Unfortunately, stack traces aren't very helpful once they go through DDG.Analyze - I really need before/after memory dumps, preferably involving as few steps as possible. I have a tool to help automate this now, so when I find some time I can dig deeper. Right now we're a little pressed with some releases coming up, but hopefully I'll get a chance before we ship 2.1 final.

jrs wrote Mar 3 at 4:10 PM

Today with the February 21st dev build, the computer was running hot again. Stack trace showed Intellisense analyzer running. It was literally running for 30 minutes with no editing at all. What could it possibly be analyzing for so long when Python can compile the whole project to byte code is a few seconds? It never finished and I had to close Visual Studio.

Anyway, I just reverted to PTVS 2.0 VS 2013, opened the same solution, and it used one full core for only about one minute and then stopped, as desired. The leak is much worse in the 2.0 build but I will first confirm that the CPU usage problem is not present before moving forward to 2.1 Alpha and retesting.

jrs wrote Mar 3 at 4:13 PM

I should add that, ironically, memory is completely stable during the high CPU usage scenario. Memory didn't budge at all for 30 minutes.

Zooba wrote Mar 3 at 5:33 PM

Are you referring to the separate process using 100% CPU or Visual Studio?

The one that runs as a background process is a one-time action, necessary to seed the completion DB. After it has finished, we only make progressive updates to it when you install new packages (unless you directly modify the standard library itself, in which case we run the whole thing again).

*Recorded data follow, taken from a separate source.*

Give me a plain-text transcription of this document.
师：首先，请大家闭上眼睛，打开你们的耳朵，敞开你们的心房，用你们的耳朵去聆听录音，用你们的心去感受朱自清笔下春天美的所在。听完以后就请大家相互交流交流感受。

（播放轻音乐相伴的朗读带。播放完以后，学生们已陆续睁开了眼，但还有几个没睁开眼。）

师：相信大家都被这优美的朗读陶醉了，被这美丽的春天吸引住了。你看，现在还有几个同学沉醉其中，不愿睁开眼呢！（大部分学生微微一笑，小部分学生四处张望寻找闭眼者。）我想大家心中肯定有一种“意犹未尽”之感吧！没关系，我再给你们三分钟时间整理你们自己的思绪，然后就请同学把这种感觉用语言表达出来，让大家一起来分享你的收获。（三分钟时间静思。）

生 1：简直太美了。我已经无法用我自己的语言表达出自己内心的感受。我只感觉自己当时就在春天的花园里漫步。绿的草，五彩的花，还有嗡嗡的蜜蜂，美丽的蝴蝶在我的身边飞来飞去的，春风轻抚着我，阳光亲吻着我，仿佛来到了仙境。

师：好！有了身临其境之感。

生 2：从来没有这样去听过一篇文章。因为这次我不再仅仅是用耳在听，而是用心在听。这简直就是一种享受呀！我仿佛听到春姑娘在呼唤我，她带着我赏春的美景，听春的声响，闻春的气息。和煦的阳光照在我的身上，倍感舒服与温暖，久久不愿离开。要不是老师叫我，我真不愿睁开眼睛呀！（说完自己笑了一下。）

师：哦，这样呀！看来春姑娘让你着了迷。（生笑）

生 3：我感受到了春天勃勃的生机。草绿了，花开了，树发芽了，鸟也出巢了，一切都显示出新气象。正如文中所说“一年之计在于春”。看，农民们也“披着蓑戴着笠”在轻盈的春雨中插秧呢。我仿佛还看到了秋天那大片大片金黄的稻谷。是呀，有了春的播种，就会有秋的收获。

This takes a lot longer than bytecode compilation because we are actually executing all of the code (in a simulation) with every possible type that gets passed to it. This is how we can provide information about return types from functions, since Python itself does not know or care about that information. It will also run over all the packages you have installed, so if you've started with a distribution like pythonxy or Canopy, it may be running for over an hour.

While it is running, you can open the Environments List in PTVS and it will show you the progress. If it is not making any progress, we would be interested to know where it is stuck (the progress bar has a tooltip that will tell you), since occasionally we will hit a code construct that doesn't analyze well. If we can narrow this down to a specific version of a particular package, we should be able to reproduce and fix it.

That said, this should be completely separate from the memory leak in VS. It is expected behavior (that isn't well explained unless you really go and read through all the documentation, sorry) and we aren't able to fix it any time soon without severely crippling IntelliSense.

If, however, the devenv.exe process is running hot for a long time after opening a project, that is something we would like to fix. Especially if it wasn't happening in earlier versions.

jrs wrote Mar 3 at 6:19 PM

No, I am aware that the separate process analyzes my various Python environments. The 30 minute CPU usage was coming directly from DevEnv.exe itself, and its stack trace when I looked at it started with PythonTools.Intellisense.AnalysisQueue.Worker like the stack trace reported above.

Because of the "Find in Files" crash I am now forced to use Visual Studio 2012 now but I am currently at PTVS 2.0 released version without any apparent CPU usage problems. I'll keep an eye on it.

Zooba wrote Mar 3 at 8:38 PM

Sorry you've had to roll back to earlier versions. When I get a chance I'll review what's changed since 2.0 that may be leading to our analysis not completing.

jmwachtel wrote Mar 31 at 1:29 PM

I have this problem in Visual Studio 2013 for versions 2.0, 2.1 alpha, and the latest development build.

slishak wrote Apr 14 at 2:51 PM

Just thought I'd pitch in too - I've also been encountering this problem (reproducible by editing a large .py file, >2500 lines). I've just installed PTVS 2.1 Beta on VS2012 and the issue is still there, doesn't seem any better or worse than 2.1 Alpha.